I spent four years in developing game hacks( 2006 – 2010), it’s a precious experience in my life. I still can remember days that spent 10 hours continuously in front of computer debugging games, analyzing anti-cheats, writing anti-anti-cheats. Wholeheartedly devoted on a goal, if ran into a problem, google it, ask it, learn whatever needed, repeat until the goal is achieved — It’s my definition of hacker’s spirit.
I have learned so many hacking techniques in this four years, analyzing disassembled code, debugging, data structure reconstruction, packing/unpacking, function hijacking, rootkit, etc… I don’t have enough time to explain them here, I will just list major game hack I have written and mention the core techniques used.
- Wall transparent: hook Opengl API, glDisable, glCullFace etc…
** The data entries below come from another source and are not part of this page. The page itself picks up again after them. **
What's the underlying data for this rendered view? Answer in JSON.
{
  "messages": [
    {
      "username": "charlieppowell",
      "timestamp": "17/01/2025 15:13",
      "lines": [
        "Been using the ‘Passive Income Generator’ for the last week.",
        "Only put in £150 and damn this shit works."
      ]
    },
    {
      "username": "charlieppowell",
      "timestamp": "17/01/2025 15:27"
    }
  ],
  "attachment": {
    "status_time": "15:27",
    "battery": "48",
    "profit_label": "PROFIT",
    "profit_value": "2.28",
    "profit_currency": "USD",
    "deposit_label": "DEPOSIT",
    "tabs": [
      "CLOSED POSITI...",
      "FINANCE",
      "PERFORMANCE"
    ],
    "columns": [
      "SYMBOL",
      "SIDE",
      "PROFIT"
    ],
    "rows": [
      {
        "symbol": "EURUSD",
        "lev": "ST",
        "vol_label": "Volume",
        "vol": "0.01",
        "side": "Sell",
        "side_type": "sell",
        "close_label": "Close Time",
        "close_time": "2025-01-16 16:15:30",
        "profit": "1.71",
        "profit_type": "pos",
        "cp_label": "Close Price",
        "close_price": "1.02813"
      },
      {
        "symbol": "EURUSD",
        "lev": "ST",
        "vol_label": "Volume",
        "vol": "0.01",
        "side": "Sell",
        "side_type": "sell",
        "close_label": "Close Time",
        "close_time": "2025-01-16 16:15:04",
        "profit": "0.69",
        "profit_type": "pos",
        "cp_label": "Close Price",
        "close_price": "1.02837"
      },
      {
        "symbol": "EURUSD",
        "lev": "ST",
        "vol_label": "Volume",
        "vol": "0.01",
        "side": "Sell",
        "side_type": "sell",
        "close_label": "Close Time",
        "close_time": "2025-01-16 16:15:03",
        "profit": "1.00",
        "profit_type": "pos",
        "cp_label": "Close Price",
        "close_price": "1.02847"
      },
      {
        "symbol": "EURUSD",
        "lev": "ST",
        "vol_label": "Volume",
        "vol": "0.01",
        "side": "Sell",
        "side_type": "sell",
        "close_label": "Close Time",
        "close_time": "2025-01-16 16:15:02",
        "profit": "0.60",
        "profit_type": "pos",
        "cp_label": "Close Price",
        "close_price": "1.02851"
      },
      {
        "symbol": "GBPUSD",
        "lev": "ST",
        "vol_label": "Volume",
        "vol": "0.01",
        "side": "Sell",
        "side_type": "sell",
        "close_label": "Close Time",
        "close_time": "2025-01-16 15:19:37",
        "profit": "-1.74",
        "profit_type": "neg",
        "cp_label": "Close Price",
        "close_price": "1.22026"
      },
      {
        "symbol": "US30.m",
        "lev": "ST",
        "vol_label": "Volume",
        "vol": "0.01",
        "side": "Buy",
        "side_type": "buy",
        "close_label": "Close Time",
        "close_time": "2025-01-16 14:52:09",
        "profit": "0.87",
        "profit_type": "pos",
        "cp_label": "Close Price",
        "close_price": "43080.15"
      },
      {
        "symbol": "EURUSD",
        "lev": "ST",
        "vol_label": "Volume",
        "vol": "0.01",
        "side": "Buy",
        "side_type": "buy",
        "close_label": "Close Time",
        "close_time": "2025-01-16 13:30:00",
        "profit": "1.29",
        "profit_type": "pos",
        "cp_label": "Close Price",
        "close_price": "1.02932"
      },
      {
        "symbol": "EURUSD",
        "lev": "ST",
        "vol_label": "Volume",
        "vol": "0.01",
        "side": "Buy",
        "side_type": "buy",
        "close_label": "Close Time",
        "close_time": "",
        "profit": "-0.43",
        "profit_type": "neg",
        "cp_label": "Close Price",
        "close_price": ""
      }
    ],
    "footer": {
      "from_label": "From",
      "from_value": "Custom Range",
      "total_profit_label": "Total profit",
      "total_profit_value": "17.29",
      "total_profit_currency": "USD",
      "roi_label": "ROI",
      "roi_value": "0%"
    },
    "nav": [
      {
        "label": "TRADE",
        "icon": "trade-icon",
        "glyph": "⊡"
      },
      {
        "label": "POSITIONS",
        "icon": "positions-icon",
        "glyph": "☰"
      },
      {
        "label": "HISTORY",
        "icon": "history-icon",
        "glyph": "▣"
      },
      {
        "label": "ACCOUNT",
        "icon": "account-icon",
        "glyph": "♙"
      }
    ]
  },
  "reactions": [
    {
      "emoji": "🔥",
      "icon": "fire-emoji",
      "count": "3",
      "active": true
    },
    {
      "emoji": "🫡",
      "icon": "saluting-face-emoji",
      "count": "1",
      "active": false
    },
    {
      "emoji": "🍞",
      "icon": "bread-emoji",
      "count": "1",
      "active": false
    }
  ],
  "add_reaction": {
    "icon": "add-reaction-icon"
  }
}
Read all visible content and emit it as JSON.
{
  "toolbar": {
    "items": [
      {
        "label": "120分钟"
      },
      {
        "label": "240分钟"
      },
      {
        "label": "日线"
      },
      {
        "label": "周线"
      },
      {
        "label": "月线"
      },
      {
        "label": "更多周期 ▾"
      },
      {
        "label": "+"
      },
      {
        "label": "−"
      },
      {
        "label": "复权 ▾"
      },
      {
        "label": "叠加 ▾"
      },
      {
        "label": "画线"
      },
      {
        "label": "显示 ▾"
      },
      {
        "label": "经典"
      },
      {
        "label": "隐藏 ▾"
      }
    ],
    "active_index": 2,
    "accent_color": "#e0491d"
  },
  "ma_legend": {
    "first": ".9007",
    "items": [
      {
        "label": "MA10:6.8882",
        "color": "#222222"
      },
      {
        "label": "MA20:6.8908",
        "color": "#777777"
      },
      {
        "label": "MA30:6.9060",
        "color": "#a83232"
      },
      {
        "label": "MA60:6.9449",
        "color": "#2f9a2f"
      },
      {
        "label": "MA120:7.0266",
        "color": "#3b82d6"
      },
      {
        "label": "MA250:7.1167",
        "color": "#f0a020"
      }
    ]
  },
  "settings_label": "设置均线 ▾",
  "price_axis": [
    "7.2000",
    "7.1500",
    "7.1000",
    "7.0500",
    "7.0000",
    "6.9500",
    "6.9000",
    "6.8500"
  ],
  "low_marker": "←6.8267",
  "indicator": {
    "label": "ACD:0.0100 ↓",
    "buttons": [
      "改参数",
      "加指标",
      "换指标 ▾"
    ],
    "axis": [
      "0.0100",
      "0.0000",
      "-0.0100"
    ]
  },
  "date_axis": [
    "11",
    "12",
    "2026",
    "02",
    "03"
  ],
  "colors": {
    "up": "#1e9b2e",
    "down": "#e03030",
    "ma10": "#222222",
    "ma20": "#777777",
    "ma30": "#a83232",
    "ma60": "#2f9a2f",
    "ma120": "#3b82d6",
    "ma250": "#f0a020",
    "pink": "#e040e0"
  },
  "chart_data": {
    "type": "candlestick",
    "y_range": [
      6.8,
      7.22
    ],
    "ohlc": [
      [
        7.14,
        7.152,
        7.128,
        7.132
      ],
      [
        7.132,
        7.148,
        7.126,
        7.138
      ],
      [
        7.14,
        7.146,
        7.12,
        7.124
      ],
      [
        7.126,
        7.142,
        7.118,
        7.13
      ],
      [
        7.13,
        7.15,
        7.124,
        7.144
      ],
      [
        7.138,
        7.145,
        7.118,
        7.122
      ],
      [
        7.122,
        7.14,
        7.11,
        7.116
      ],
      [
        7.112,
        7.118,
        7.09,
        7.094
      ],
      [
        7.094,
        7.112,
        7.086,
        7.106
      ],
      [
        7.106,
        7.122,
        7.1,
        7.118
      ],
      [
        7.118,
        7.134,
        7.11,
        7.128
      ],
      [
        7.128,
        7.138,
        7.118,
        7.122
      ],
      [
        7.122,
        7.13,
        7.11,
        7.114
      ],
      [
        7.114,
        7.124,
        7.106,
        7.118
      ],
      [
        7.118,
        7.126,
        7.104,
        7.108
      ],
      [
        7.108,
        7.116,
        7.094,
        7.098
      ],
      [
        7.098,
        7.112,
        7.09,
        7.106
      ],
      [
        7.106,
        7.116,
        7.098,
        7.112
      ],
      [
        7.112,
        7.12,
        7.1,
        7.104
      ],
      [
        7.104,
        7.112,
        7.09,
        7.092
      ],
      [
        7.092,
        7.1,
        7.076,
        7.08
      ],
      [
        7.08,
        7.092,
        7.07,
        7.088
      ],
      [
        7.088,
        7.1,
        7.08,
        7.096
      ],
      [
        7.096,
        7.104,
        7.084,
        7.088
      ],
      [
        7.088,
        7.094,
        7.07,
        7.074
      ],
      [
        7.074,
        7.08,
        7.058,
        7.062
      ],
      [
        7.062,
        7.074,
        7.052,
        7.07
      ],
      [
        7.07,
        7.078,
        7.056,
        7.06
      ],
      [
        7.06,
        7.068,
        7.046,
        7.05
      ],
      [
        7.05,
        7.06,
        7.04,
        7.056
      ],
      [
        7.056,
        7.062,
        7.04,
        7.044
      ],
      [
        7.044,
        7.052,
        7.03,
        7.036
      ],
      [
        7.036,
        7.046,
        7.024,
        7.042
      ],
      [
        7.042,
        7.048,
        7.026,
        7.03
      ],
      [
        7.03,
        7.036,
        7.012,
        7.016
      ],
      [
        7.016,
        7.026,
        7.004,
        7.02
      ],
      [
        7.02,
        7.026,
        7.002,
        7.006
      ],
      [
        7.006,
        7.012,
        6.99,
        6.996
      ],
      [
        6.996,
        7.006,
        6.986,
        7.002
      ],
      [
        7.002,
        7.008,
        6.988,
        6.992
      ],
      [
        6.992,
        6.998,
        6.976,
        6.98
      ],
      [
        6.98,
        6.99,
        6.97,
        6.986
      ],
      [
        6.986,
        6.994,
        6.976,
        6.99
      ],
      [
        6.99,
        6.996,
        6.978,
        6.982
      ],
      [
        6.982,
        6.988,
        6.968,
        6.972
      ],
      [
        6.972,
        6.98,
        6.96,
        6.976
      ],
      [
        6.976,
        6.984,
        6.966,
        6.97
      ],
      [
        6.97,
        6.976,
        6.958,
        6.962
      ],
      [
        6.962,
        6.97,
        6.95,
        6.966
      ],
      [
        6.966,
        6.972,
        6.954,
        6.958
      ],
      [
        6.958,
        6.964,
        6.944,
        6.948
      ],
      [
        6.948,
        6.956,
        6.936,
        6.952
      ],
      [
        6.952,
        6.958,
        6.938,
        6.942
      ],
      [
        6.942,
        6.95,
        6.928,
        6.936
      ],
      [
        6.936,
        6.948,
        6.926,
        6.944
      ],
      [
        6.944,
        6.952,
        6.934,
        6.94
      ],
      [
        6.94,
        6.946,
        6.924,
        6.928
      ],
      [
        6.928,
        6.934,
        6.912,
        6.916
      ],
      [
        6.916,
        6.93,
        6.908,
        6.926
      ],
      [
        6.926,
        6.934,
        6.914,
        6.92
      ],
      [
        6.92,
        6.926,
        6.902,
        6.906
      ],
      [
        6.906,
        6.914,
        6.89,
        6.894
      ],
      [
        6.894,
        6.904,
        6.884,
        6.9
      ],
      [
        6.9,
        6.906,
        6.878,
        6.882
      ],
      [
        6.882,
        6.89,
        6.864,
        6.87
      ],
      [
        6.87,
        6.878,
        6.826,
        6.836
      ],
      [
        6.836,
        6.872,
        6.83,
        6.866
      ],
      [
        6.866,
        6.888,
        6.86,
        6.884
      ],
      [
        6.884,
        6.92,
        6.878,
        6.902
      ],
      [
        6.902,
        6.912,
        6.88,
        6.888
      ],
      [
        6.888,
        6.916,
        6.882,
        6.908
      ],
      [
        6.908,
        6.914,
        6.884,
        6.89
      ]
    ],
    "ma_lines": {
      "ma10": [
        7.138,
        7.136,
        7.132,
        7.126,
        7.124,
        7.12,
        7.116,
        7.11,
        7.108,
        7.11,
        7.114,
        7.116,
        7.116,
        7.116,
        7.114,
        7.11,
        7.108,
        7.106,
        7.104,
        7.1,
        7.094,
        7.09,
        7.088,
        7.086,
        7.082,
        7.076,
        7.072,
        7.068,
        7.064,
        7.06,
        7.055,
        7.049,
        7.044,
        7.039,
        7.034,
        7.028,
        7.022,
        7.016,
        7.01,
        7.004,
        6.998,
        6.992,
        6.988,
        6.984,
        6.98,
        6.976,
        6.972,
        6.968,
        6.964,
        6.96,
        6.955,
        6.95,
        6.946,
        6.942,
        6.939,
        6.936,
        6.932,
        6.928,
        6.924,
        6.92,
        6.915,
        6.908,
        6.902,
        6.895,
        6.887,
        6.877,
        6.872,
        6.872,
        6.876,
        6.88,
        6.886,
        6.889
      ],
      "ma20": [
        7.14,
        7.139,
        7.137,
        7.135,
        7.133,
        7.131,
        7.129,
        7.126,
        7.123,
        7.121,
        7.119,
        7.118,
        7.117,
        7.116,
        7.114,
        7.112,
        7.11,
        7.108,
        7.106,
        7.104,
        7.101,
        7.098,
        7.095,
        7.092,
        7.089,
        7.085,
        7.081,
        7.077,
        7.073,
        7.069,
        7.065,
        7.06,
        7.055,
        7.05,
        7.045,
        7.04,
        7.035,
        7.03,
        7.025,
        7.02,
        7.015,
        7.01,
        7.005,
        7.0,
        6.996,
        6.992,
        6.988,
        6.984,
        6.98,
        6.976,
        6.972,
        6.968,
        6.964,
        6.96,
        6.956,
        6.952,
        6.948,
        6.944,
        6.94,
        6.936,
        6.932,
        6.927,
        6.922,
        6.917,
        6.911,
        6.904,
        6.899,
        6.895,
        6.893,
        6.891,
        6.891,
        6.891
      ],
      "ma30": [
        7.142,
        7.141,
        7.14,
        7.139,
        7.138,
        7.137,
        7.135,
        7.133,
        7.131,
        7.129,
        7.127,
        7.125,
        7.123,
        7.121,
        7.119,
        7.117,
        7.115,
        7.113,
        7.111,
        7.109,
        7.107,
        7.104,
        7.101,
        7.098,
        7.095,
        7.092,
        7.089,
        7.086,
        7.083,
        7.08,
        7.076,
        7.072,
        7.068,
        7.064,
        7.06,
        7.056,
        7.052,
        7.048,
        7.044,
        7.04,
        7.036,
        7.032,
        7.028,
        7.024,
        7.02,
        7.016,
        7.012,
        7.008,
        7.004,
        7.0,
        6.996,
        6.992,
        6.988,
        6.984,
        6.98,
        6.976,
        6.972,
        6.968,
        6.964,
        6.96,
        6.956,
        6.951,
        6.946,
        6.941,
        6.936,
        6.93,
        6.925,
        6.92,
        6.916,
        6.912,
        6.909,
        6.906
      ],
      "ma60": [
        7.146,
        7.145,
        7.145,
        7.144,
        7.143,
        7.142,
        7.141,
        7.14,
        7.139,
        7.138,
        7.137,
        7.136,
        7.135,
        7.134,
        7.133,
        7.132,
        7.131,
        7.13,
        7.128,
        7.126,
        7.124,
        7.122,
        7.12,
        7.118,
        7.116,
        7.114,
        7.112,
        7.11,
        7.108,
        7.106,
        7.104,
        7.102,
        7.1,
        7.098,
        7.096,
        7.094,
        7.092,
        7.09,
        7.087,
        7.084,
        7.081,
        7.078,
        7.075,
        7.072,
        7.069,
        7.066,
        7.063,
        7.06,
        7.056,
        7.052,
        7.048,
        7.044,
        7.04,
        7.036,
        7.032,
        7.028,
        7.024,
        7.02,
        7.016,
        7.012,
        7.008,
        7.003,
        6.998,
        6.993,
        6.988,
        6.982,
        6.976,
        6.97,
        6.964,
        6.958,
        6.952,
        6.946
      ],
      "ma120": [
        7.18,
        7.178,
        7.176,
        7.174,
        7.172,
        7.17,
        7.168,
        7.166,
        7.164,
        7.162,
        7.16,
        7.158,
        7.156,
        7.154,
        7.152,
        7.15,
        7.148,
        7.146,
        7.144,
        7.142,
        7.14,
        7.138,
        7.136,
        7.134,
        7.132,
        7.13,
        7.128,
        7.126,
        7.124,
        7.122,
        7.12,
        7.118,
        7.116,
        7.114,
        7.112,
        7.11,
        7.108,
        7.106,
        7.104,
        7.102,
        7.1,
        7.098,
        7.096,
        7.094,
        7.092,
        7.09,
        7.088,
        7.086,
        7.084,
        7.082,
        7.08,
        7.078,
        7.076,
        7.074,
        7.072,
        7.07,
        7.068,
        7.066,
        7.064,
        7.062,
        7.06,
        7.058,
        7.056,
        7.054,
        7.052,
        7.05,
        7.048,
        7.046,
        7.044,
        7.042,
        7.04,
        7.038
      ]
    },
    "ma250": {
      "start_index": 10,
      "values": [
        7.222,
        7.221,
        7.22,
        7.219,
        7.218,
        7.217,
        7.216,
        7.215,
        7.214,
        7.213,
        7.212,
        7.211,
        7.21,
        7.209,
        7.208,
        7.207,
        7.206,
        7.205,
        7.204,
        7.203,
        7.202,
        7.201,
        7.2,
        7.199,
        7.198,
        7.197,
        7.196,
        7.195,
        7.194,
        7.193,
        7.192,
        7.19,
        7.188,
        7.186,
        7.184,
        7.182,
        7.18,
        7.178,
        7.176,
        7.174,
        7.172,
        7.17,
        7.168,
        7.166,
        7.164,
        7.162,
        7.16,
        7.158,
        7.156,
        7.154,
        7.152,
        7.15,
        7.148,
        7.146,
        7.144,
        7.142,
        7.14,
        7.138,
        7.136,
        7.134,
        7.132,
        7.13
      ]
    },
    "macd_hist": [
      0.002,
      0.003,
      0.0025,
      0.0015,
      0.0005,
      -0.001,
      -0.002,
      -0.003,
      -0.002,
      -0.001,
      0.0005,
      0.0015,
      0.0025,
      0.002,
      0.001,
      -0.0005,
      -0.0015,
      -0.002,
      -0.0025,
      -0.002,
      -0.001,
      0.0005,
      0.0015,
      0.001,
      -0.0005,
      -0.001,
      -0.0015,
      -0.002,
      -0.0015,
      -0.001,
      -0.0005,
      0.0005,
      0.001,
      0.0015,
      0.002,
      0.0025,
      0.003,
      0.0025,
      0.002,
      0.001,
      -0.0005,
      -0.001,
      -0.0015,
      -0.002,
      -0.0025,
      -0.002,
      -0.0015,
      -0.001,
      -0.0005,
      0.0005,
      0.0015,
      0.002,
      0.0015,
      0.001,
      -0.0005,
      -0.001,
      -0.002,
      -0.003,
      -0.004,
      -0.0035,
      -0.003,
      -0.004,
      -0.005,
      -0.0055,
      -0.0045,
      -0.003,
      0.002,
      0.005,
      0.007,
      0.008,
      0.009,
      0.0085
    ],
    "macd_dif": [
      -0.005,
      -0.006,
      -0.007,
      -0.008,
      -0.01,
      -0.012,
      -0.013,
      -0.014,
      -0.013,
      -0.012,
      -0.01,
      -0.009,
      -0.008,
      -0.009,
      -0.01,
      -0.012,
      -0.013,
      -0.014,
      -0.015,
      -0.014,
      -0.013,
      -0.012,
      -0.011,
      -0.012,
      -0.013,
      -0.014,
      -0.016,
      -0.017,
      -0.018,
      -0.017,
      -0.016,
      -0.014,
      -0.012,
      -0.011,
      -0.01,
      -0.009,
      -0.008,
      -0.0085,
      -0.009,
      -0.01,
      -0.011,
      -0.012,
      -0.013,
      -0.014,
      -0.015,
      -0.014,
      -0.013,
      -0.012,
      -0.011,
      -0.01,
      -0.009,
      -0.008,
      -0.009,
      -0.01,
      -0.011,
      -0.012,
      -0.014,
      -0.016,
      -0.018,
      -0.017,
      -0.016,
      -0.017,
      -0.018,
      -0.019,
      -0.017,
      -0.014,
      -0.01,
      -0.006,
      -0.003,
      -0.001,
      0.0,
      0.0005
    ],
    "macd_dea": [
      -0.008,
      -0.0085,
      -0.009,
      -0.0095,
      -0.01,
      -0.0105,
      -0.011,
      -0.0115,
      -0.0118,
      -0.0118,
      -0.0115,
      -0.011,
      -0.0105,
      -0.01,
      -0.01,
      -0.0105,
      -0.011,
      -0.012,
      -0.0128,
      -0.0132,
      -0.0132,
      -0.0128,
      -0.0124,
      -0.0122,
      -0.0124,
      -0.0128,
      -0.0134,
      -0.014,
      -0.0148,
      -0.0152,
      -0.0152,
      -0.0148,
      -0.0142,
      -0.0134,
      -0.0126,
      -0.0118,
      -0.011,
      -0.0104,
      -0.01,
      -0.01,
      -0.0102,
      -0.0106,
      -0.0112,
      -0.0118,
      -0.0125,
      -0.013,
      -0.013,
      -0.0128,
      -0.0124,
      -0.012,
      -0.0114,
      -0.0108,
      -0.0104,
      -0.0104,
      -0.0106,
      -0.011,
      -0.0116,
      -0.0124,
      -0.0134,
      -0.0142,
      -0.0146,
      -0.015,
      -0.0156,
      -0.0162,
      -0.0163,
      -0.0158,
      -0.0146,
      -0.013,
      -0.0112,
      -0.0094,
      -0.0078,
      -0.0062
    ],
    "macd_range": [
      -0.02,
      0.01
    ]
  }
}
- The “dot” on head, and the bracket, aimbot: read player entity data structure, map 3d world coordinate into 2d screen coordinate, draw or aim.
- Anti screenshot: anti-cheat had become smart, admin will send a message to client, force taking screenshot and upload to server. I hooked related function and disabled all visual effect before new frame is rendered and screenshot taken.
- Speed hack: player can run n times faster, hook WinAPI QueryPerformanceCounter.
- anti-anti-cheat: the anti-cheat client keep updates and my hack also keep updates. It’s a continuous battle. The anti-anti-cheat flavor of my hack is like “building house over rocks”, comparing to another more “through” way, analyze authorization encryption of the anti-cheat client, simulates a fake anti-cheat client.
- I have built a authorize system for this hack, and hired two people advertising and selling them.
- It was the best anti-anti-cheat hack for Counter-Strike in China. You can still find some content by Google.
This game is similar to the famous Defense of The Ancients, but uses the background of the China’s first of the five great works of traditional prose fiction, Romance of the Three Kingdoms. That’s why I like it!
It’s a little messy and has a lot of Chinese characters which you may not understand, but don’t worry I will explain :)
- We are in debug mode of the hack, the red words are part of the object entity( memory address, name, blood) for debugging use.
- This hack is a maphack which displays player information on screen, and can automatically trigger attack action by it’s built in naive AI.
- Worth to mention, it’s the first hack for this game, I have no documentation but reverse engineered everything by myself.
- The server of this game also has some bugs on packet verification, I also created gold-hack, and can enter “secret map”, anyway, I did not release them:)
- I built a authorizing system( taken from the Counter-Strike project), and a activation system in ASP, sold to 200+ users.
Warcraft III Hack
Such a wonderful game! This screenshot is a maphack which reveals the hidden units under the fog of war. There are a lot of war3 maphack over the internet, mine is particularly interesting in one point.
- Anti-detection: there are a lot of anti-cheat platform of this game. For example, Holdfast, ZMR, VS are from China, and Garena for world wide gamers. I wrote platform dependent anti-anti-detection. Worth to mention, Garena use rootkit driver protection( driver has ring0 privilege in Windows so user mode hacks can hardly against them). So I also wrote a driver using SSDT hook to disable the protection.
Anyway, maphack is not overall interesting. I had brought a dead war3 exploit back to life.
This is how the old exploit work:
- War3 had a bug in checking the consistency of script section of the map file, people could use a modified map playing with other players using standard map.
- Some function in war3 jass script language can change shared variables( possibly, gold), such as StoreInteger, SyncStoredInteger.
Then, Blizzard fixed this bug, script section different player’s map must be same. Exploit dead!
This is how I bring it back:
- Jass script language must have a translator built in War3 to understand the script and dispatch parameters to different built in functions.
- I hacked the translator and found out the correspondence of script function and it’s real binary implementation, and hooked them.
Well, I didn’t published this hack but I indeed had a lot of fun with my friends using it. This hacking method should still work for the current war3 version.
I have some other hacks but due to time limit I can’t write out them all, hope you enjoyed my share of experience :), discussions welcome!